NICASP

nuevas aproximaciones conexionistas integradas para procesado de señal


Datos del proyecto

Grupo de Investigación: SigMAT, Signal Processing, Multimedia Transmission and Speech/Audio Technologies Group

Financiación:  Programa Estatal de Fomento de la Investigación, Científica y Técnica de Excelencia (Subprograma Estatal de Generación de Conocimiento Proyectos de Excelencia), Ministerio de Economía y Competitividad.

Código del Proyecto:  TEC2016-80141-P

Investigadores principales: Victoria E. Sánchez Calle (E-mail: victoria [at] ugr [dot] es) y Ángel M. Gómez García (E-mail: amgg [at] ugr [dot] es)

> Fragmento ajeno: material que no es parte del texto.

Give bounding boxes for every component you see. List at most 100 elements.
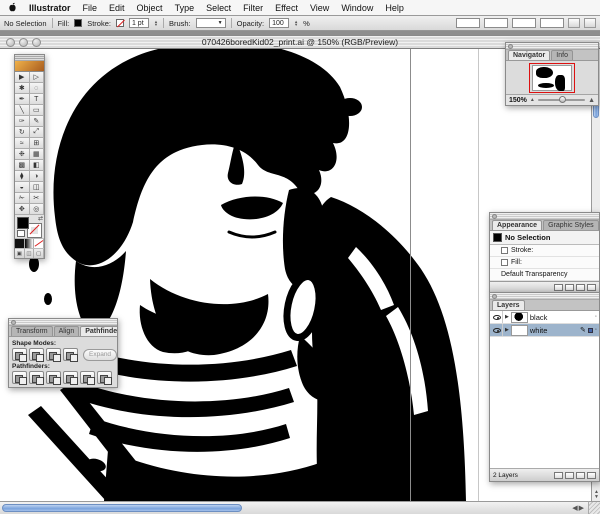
rotate-tool[interactable]: ↻: [15, 127, 30, 138]
menu-item-object[interactable]: Object: [137, 3, 163, 13]
close-palette-icon[interactable]: [492, 214, 497, 219]
standard-screen-mode-button[interactable]: ▣: [15, 249, 25, 258]
color-button[interactable]: [15, 239, 25, 248]
layer-name[interactable]: white: [530, 326, 548, 335]
magic-wand-tool[interactable]: ✱: [15, 83, 30, 94]
blend-tool[interactable]: ◑: [29, 171, 44, 182]
stroke-weight-stepper[interactable]: ▲ ▼: [154, 19, 158, 26]
tab-layers[interactable]: Layers: [492, 300, 525, 310]
zoom-out-icon[interactable]: ▲: [530, 97, 535, 103]
minus-back-button[interactable]: [97, 371, 112, 385]
rectangle-tool[interactable]: ▭: [29, 105, 44, 116]
minimize-window-button[interactable]: [19, 37, 28, 47]
tab-graphic-styles[interactable]: Graphic Styles: [543, 220, 599, 230]
tab-transform[interactable]: Transform: [11, 326, 53, 336]
slice-tool[interactable]: ✁: [15, 193, 30, 204]
fill-swatch[interactable]: [74, 19, 83, 27]
navigator-preview[interactable]: [506, 61, 598, 94]
menu-item-edit[interactable]: Edit: [109, 3, 125, 13]
layer-row-black[interactable]: ▶ black ◦: [490, 311, 599, 324]
close-window-button[interactable]: [6, 37, 15, 47]
crop-button[interactable]: [63, 371, 78, 385]
brush-dropdown[interactable]: ▼: [195, 18, 226, 28]
layer-name[interactable]: black: [530, 313, 548, 322]
palette-title-bar[interactable]: [9, 319, 117, 326]
transform-h-field[interactable]: [540, 18, 564, 28]
window-resize-grip[interactable]: [588, 501, 600, 514]
merge-button[interactable]: [46, 371, 61, 385]
navigator-view-box[interactable]: [529, 62, 575, 93]
delete-layer-icon[interactable]: [587, 471, 596, 479]
make-clipping-mask-icon[interactable]: [554, 471, 563, 479]
paintbrush-tool[interactable]: ✑: [15, 116, 30, 127]
symbol-sprayer-tool[interactable]: ❉: [15, 149, 30, 160]
zoom-slider[interactable]: [537, 96, 586, 103]
menu-item-window[interactable]: Window: [341, 3, 373, 13]
intersect-button[interactable]: [46, 348, 61, 362]
scale-tool[interactable]: ⤢: [29, 127, 44, 138]
menu-item-select[interactable]: Select: [206, 3, 231, 13]
pencil-tool[interactable]: ✎: [29, 116, 44, 127]
type-tool[interactable]: T: [29, 94, 44, 105]
mesh-tool[interactable]: ▩: [15, 160, 30, 171]
divide-button[interactable]: [12, 371, 27, 385]
appearance-row-transparency[interactable]: Default Transparency: [490, 269, 599, 281]
transform-x-field[interactable]: [456, 18, 480, 28]
menu-item-effect[interactable]: Effect: [275, 3, 298, 13]
selection-tool[interactable]: ▶: [15, 72, 30, 83]
outline-button[interactable]: [80, 371, 95, 385]
swap-fill-stroke-icon[interactable]: ⇄: [38, 215, 43, 222]
menu-item-help[interactable]: Help: [385, 3, 404, 13]
lasso-tool[interactable]: ◌: [29, 83, 44, 94]
live-paint-selection-tool[interactable]: ◫: [29, 182, 44, 193]
warp-tool[interactable]: ≈: [15, 138, 30, 149]
opacity-stepper[interactable]: ▲ ▼: [294, 19, 298, 26]
stroke-color-swatch[interactable]: [27, 223, 42, 238]
horizontal-scrollbar[interactable]: ◀▶: [0, 501, 588, 514]
zoom-slider-thumb[interactable]: [559, 96, 567, 103]
menu-item-type[interactable]: Type: [175, 3, 195, 13]
palette-title-bar[interactable]: [506, 43, 598, 50]
eyedropper-tool[interactable]: ⧫: [15, 171, 30, 182]
zoom-window-button[interactable]: [32, 37, 41, 47]
unite-button[interactable]: [12, 348, 27, 362]
target-circle-icon[interactable]: ◦: [595, 314, 597, 320]
appearance-row-stroke[interactable]: Stroke:: [490, 245, 599, 257]
vertical-scroll-arrows-icon[interactable]: ▲ ▼: [592, 490, 600, 500]
zoom-tool[interactable]: ◎: [29, 204, 44, 215]
expand-triangle-icon[interactable]: ▶: [505, 327, 509, 333]
apple-menu-icon[interactable]: [8, 2, 17, 13]
live-paint-bucket-tool[interactable]: ◒: [15, 182, 30, 193]
full-screen-mode-button[interactable]: ▢: [34, 249, 45, 258]
expand-button[interactable]: Expand: [83, 348, 118, 361]
transform-w-field[interactable]: [512, 18, 536, 28]
new-sublayer-icon[interactable]: [565, 471, 574, 479]
close-palette-icon[interactable]: [492, 294, 497, 299]
tab-appearance[interactable]: Appearance: [492, 220, 543, 230]
palettes-icon[interactable]: [568, 18, 580, 28]
minus-front-button[interactable]: [29, 348, 44, 362]
full-screen-menu-mode-button[interactable]: ◫: [24, 249, 35, 258]
document-setup-icon[interactable]: [584, 18, 596, 28]
visibility-toggle[interactable]: [492, 311, 503, 323]
visibility-toggle[interactable]: [492, 324, 503, 336]
delete-item-icon[interactable]: [587, 283, 596, 291]
zoom-in-icon[interactable]: ▲: [588, 97, 595, 104]
gradient-button[interactable]: [24, 239, 35, 248]
clear-appearance-icon[interactable]: [565, 283, 574, 291]
none-button[interactable]: [34, 239, 45, 248]
horizontal-scroll-arrows-icon[interactable]: ◀▶: [572, 504, 585, 513]
palette-title-bar[interactable]: [490, 293, 599, 300]
tab-navigator[interactable]: Navigator: [508, 50, 551, 60]
stroke-swatch[interactable]: [115, 19, 124, 27]
scissors-tool[interactable]: ✂: [29, 193, 44, 204]
appearance-row-fill[interactable]: Fill:: [490, 257, 599, 269]
transform-y-field[interactable]: [484, 18, 508, 28]
tab-align[interactable]: Align: [53, 326, 80, 336]
pen-tool[interactable]: ✒: [15, 94, 30, 105]
opacity-field[interactable]: 100: [269, 18, 290, 28]
new-layer-icon[interactable]: [576, 471, 585, 479]
direct-selection-tool[interactable]: ▷: [29, 72, 44, 83]
free-transform-tool[interactable]: ⊞: [29, 138, 44, 149]
layer-row-white[interactable]: ▶ white ✎ ◦: [490, 324, 599, 337]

Departamento: Teoría de la Señal, Telemática y Comunicaciones (TSTC)

 


Resumen

En los últimos años hemos asistido en el ámbito del procesado de señal al auge de las aproximaciones basadas en aprendizaje automático y, en particular, de las técnicas basadas en redes neuronales. Este desarrollo se ha fundamentado principalmente en la existencia de nuevos métodos de entrenamiento, especialmente para redes profundas, así como de potentes recursos de computación que han permitido superar los problemas que durante años han generado un razonable escepticismo respecto a la utilidad de este tipo de aproximaciones. Sin embargo, el creciente optimismo generado en torno a las aproximaciones conexionistas ha provocado un uso extendido de las redes neuronales como cajas negras capaces de realizar un procesado de señal íntegro, desde la señal hasta la respuesta deseada, desperdiciando de esta forma el conocimiento que se pueda tener del problema a resolver. Por el contrario, las aproximaciones tradicionales basadas en modelos y algoritmos hacen uso exclusivo del conocimiento a priori del problema, aunque requieren frecuentemente de aproximaciones que las hacen viables pero que reducen su rendimiento. Mediante el presente proyecto se pretende integrar y fusionar ambas visiones tomando lo mejor de cada una de ellas y aprovechando la experiencia del equipo investigador en el uso de modelos. En concreto, contemplamos dos tipos de soluciones. 

  • En primer lugar, consideraremos la inclusión de redes neuronales profundas como un elemento más del sistema de procesado, aplicándolas a aquellas tareas que no puedan ser realizadas de forma satisfactoria por métodos tradicionales.
  • En segundo lugar, centraremos nuestra atención en la aplicación y desarrollo de nuevas arquitecturas de red resultantes de la fusión del modelado clásico con el aprendizaje profundo.

Ambas soluciones serán investigadas en diversos problemas de estimación y clasificación relacionados con aplicaciones en las que el equipo investigador tiene experiencia tales como reconocimiento robusto y realce de voz, clasificación de proteínas o reconstrucción/interpolación de imágenes/video y voz.


Palabras clave:

Aprendizaje Automático, Redes Neuronales, Reconocimiento Robusto de Voz, Realce de Voz, Plegamiento de Proteínas.